Miałem cztery lata, gdy patrzyłem, jak moja mama po raz pierwszy ładuje ubrania do pralki. Był to dla niej wspaniały dzień. Wraz z ojcem odkładali wiele lat, aby móc sobie pozwolić na automat. Babcia, która została zaproszona na ceremonię inauguracyjną nowej pralki, była jeszcze bardziej podekscytowana. Przez całe życie podgrzewała wodę na ognisku i prała ubrania ręcznie. Teraz chciała zobaczyć, jak elektryczność sobie z tym radzi. Była tak podekscytowana, że przez cały cykl prania siedziała jak zahipnotyzowana ka krześle przed pralką. […] Tamtego dnia moja mama powiedziała: “Hansie, załadowaliśmy ubrania do pralki i  automat zrobi swoje. A my możemy iść do biblioteki”.

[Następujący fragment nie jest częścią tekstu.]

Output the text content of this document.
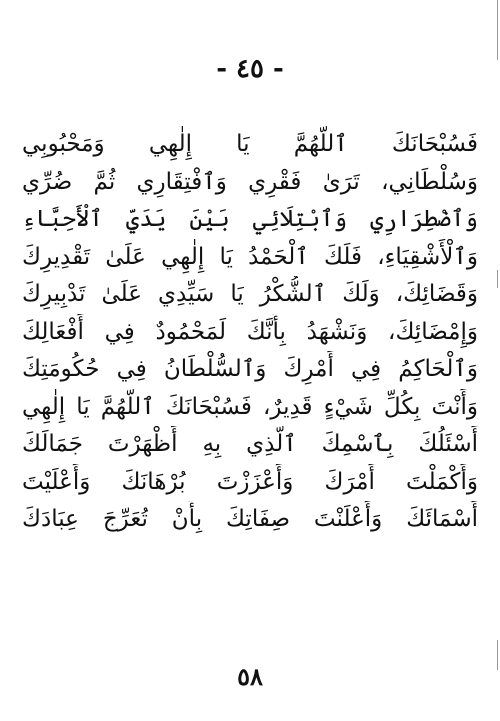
- ٤٥ -
فَسُبْحَانَكَ ٱللَّهُمَّ يَا إِلٰهِي وَمَحْبُوبِي
وَسُلْطَانِي، تَرَىٰ فَقْرِي وَٱفْتِقَارِي ثُمَّ ضُرِّي
وَٱضْطِرَارِي وَٱبْتِلَائِي بَيْنَ يَدَيِّ ٱلْأَحِبَّاءِ
وَٱلْأَشْقِيَاءِ، فَلَكَ ٱلْحَمْدُ يَا إِلٰهِي عَلَىٰ تَقْدِيرِكَ
وَقَضَائِكَ، وَلَكَ ٱلشُّكْرُ يَا سَيِّدِي عَلَىٰ تَدْبِيرِكَ
وَإِمْضَائِكَ، وَنَشْهَدُ بِأَنَّكَ لَمَحْمُودٌ فِي أَفْعَالِكَ
وَٱلْحَاكِمُ فِي أَمْرِكَ وَٱلسُّلْطَانُ فِي حُكُومَتِكَ
وَأَنْتَ بِكُلِّ شَيْءٍ قَدِيرٌ، فَسُبْحَانَكَ ٱللَّهُمَّ يَا إِلٰهِي
أَسْئَلُكَ بِٱسْمِكَ ٱلَّذِي بِهِ أَظْهَرْتَ جَمَالَكَ
وَأَكْمَلْتَ أَمْرَكَ وَأَعْزَزْتَ بُرْهَانَكَ وَأَعْلَيْتَ
أَسْمَائَكَ وَأَعْلَنْتَ صِفَاتِكَ بِأَنْ تُعَرِّجَ عِبَادَكَ
٥٨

Jeśli młodzi ludzie przekonują, że ich życie jest koszmarem, bo nie zarabiają choć trochę tego co najbogatsi, a równocześnie stać ich na dużo, dużo więcej, niż mnie było 20 lat temu, zaś ich standard życia jest nieporównywalnie wyższy, to coś jest nie tak. Nie wiem tylko, czy ze światem, czy z oczekiwaniami.

Książka Roslinga jest również książką o szacunku w dyskusji i prezentowaniu własnych poglądów. Rosling wyraża naprawdę niesłychaną wrażliwość jeśli chodzi o tych wszystkich ludzi, którzy składają się na jednostkowe przypadki ubóstwa, śmierci mówiąc wprost, że pozytywne trendy w światowych danych nie powinny nam przesłaniać tego wszystkiego co jeszcze możemy i powinniśmy zrobić, ale też przestrzega przed epatowaniem nieprawdziwą wizją świata.

Przeważająca część ludzkości nie żyje w krajach o niskich ani o wysokich dochodach, ale w tych znajdujących się pośrodku dochodowej skali. Taka kategoria nie istnieje wśród ludzi wierzących w podzielony obraz świata, ale rzeczywistość wygląda inaczej. Siedemdziesiąt pięć procent światowej populacji żyje tam, gdzie powinna znajdować się przepaść pomiędzy dwoma grupami państw. Innymi słowy, przepaść nie istnieje.

Książka Roslinga jest równocześnie książką o błędach poznawczych. O tym, jak filtrujemy postrzeganie rzeczywistości przez pryzmat tego, co robi największe wrażenie i co zapada najbardziej w pamięci – złe wiadomości, katastrofy, wojny, obrazy głodu. Nie ma w tym niczyjej winy (ba Rosling nawet usprawiedliwia częściowo media i dziennikarzy), po prostu tak funkcjonujemy.

Wizja niebezpiecznego świata jeszcze nigdy nie była tak skutecznie prezentowana jak teraz, w czasach, gdy świat stał się spokojniejszy i bezpieczniejszy.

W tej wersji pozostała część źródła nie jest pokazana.